3
Old timer told me my mud was too wet after 15 years on the job
This retired guy watched me tape a whole ceiling and just said 'you're fighting it son, let the mud do the work.' Thinned my hot mud way down the next day and my taping knife practically floated across the joints - have any of you seasoned guys got a trick that made you feel dumb for not figuring it out sooner?
3 comments
Log in to join the discussion
Log In3 Comments
caseyclark21d ago
That bit about "let the mud do the work" is the kind of advice that saves you years of frustration. For me it was learning to backroll instead of wiping the same spot over and over. Once I started laying it on, giving it one clean pass, and leaving it alone, my joints came out way smoother with less sanding. Also switched to a 14 inch trowel for flats and that alone cut my time by a third.
6
caseyclark21d ago
Man that "let the mud do the work" line hits different.
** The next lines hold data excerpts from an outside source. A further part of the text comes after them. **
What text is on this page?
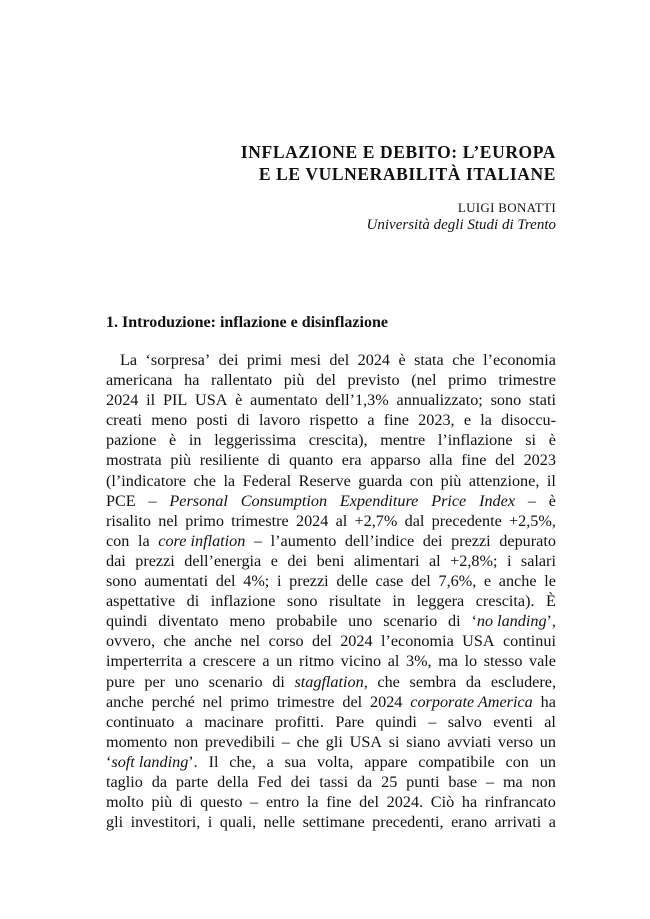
INFLAZIONE E DEBITO: L’EUROPA
E LE VULNERABILITÀ ITALIANE
LUIGI BONATTI
Università degli Studi di Trento
1. Introduzione: inflazione e disinflazione
La ‘sorpresa’ dei primi mesi del 2024 è stata che l’economia
americana ha rallentato più del previsto (nel primo trimestre
2024 il PIL USA è aumentato dell’1,3% annualizzato; sono stati
creati meno posti di lavoro rispetto a fine 2023, e la disoccu-
pazione è in leggerissima crescita), mentre l’inflazione si è
mostrata più resiliente di quanto era apparso alla fine del 2023
(l’indicatore che la Federal Reserve guarda con più attenzione, il
PCE – Personal Consumption Expenditure Price Index – è
risalito nel primo trimestre 2024 al +2,7% dal precedente +2,5%,
con la core inflation – l’aumento dell’indice dei prezzi depurato
dai prezzi dell’energia e dei beni alimentari al +2,8%; i salari
sono aumentati del 4%; i prezzi delle case del 7,6%, e anche le
aspettative di inflazione sono risultate in leggera crescita). È
quindi diventato meno probabile uno scenario di ‘no landing’,
ovvero, che anche nel corso del 2024 l’economia USA continui
imperterrita a crescere a un ritmo vicino al 3%, ma lo stesso vale
pure per uno scenario di stagflation, che sembra da escludere,
anche perché nel primo trimestre del 2024 corporate America ha
continuato a macinare profitti. Pare quindi – salvo eventi al
momento non prevedibili – che gli USA si siano avviati verso un
‘soft landing’. Il che, a sua volta, appare compatibile con un
taglio da parte della Fed dei tassi da 25 punti base – ma non
molto più di questo – entro la fine del 2024. Ciò ha rinfrancato
gli investitori, i quali, nelle settimane precedenti, erano arrivati a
For me it was realizing I was pressing way too hard on the knife. I used to think tight pressure meant a smoother finish, but I was just scraping half the mud off. Soon as I backed off and let the blade just glide, the mud laid down flat without those weird thin spots. Also stopped trying to feather everything out in one swipe. Giving it two light passes, first to fill, second to clean, saved me so much sanding time.
4
river35118d ago
That "let the mud do the work" thing is basically life in a nutshell. Same as cooking. Used to stir every two seconds because I thought it would help. Nope. Just made everything take longer and stick to the pan. Same with parenting. You hover and fix everything, kids never figure it out themselves. Back off, let them struggle a bit, they actually learn. Hardest part is just getting out of your own way.